Bruce jumped awake, launching into a sitting position. He hadn't heard the door open, had been too deeply asleep.

The sudden movement jarred all of the cuts littering his body, and he felt one or two open. The blood seeped through the thin material of his shirt, spreading in small, sticky red splotches. He blinked once, twice, looking down at his chest and watching the stains grow.

"Damn," Petersen muttered, sounding thoroughly put out. Then, to one of the members of his entourage, "Go get Jacobs, tell him to bring a decontamination kit."

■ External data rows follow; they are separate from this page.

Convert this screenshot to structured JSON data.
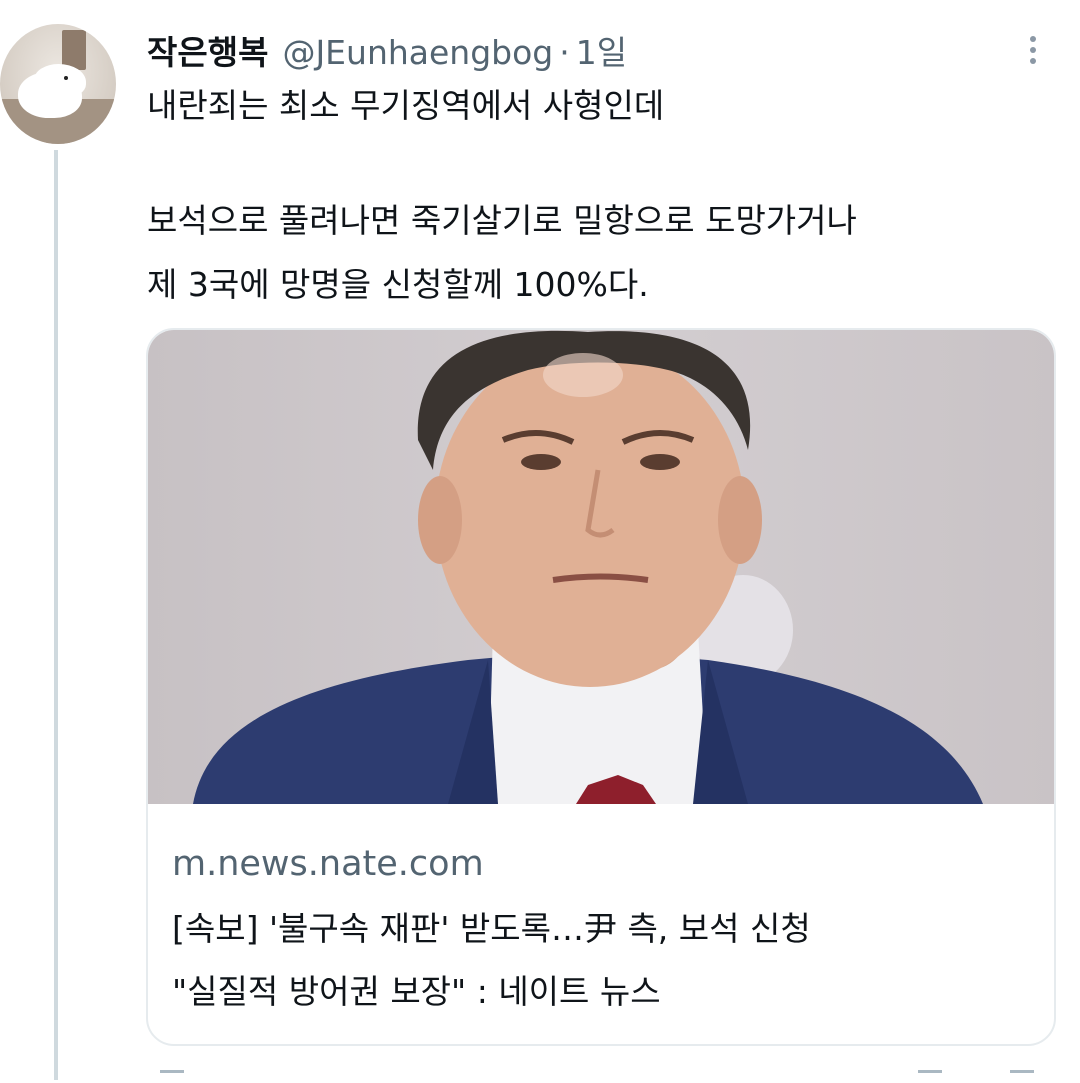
{
  "tweet": {
    "author_name": "작은행복",
    "handle": "@JEunhaengbog",
    "separator": "·",
    "time": "1일",
    "lines": [
      "내란죄는 최소 무기징역에서 사형인데",
      "보석으로 풀려나면 죽기살기로 밀항으로 도망가거나",
      "제 3국에 망명을 신청할께 100%다."
    ]
  },
  "link_card": {
    "domain": "m.news.nate.com",
    "title_lines": [
      "[속보] '불구속 재판' 받도록…尹 측, 보석 신청",
      "\"실질적 방어권 보장\" : 네이트 뉴스"
    ]
  },
  "icons": {
    "more": "more-vertical-icon",
    "avatar": "profile-photo-dog"
  },
  "colors": {
    "text": "#0f1419",
    "secondary": "#536471",
    "border": "#e6ebee",
    "thread_line": "#cfd9de"
  }
}
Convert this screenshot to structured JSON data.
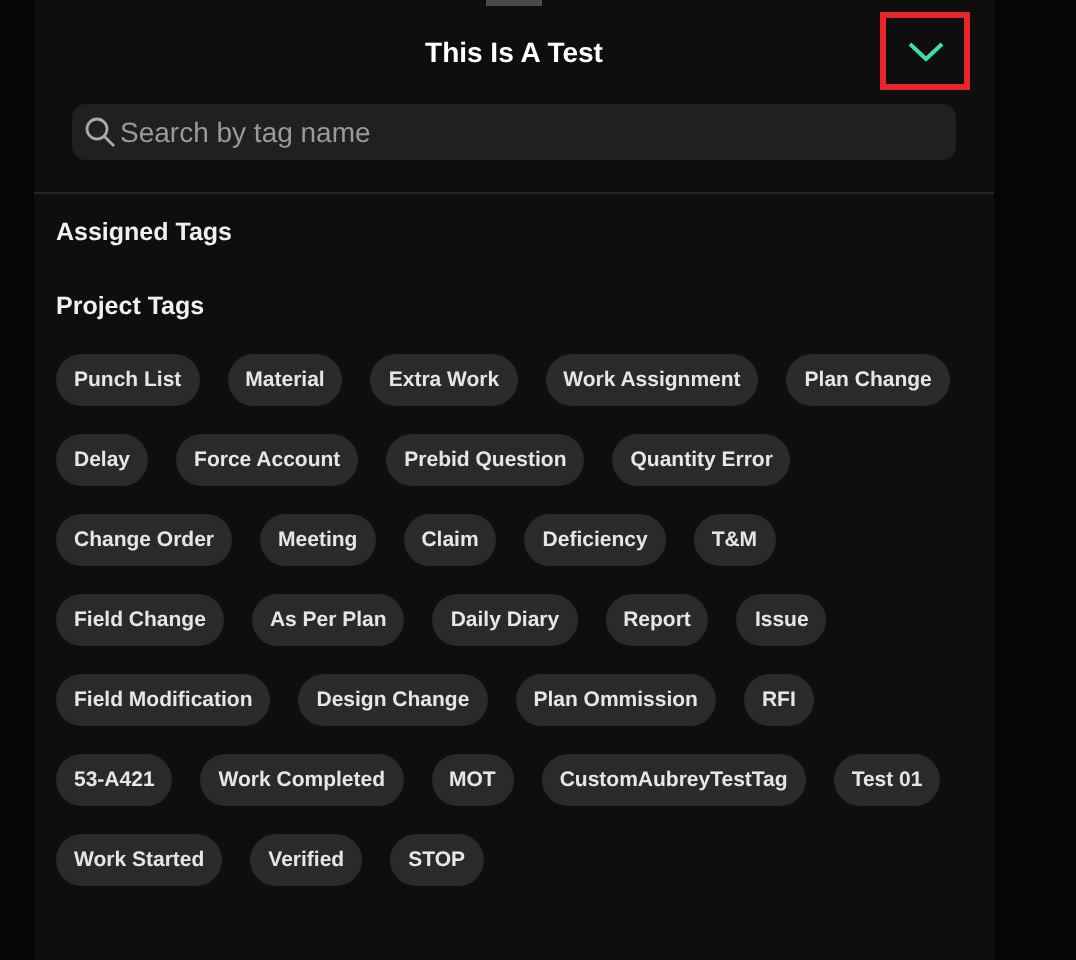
{
  "header": {
    "title": "This Is A Test",
    "collapse_highlighted": true
  },
  "search": {
    "placeholder": "Search by tag name"
  },
  "sections": [
    {
      "title": "Assigned Tags"
    },
    {
      "title": "Project Tags",
      "tag_rows": [
        [
          "Punch List",
          "Material",
          "Extra Work",
          "Work Assignment",
          "Plan Change"
        ],
        [
          "Delay",
          "Force Account",
          "Prebid Question",
          "Quantity Error"
        ],
        [
          "Change Order",
          "Meeting",
          "Claim",
          "Deficiency",
          "T&M"
        ],
        [
          "Field Change",
          "As Per Plan",
          "Daily Diary",
          "Report",
          "Issue"
        ],
        [
          "Field Modification",
          "Design Change",
          "Plan Ommission",
          "RFI"
        ],
        [
          "53-A421",
          "Work Completed",
          "MOT",
          "CustomAubreyTestTag",
          "Test 01"
        ],
        [
          "Work Started",
          "Verified",
          "STOP"
        ]
      ]
    }
  ]
}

One pair of boots thudded away down the hall.

To Bruce, Petersen asked, "How did you sleep?"

Bruce tried to answer, but his throat was too dry. He coughed, then tried again, still looking down. "Fine."

"Glad to hear it. We're going to finish testing today, if we can stick to the schedule."

Bruce nodded slowly. "Okay." He rubbed a hand across a particularly stiff muscle in his shoulder. "Are you..." he stared at the blood on his shirt, distracted, "Going to keep...?"

"I'm sorry, but it has to be done. It's for your own good, you know." He did not sound sorry at all, but that was mostly lost on Bruce at this point. It _was _for his own good. They were getting close, Petersen had promised, and soon they'd be done.

It was just going to be a little while longer, and then he'd be cured.

So Bruce nodded again. "Okay." His shoulders slumped minutely.

A moment later, a man, who Bruce presumed was Jacobs, showed up, wearing full protective gear and pushing a cart laden with various instruments and chemicals. Petersen snapped at him, "I thought I told you to make sure the cuts that needed stitches got taken care of."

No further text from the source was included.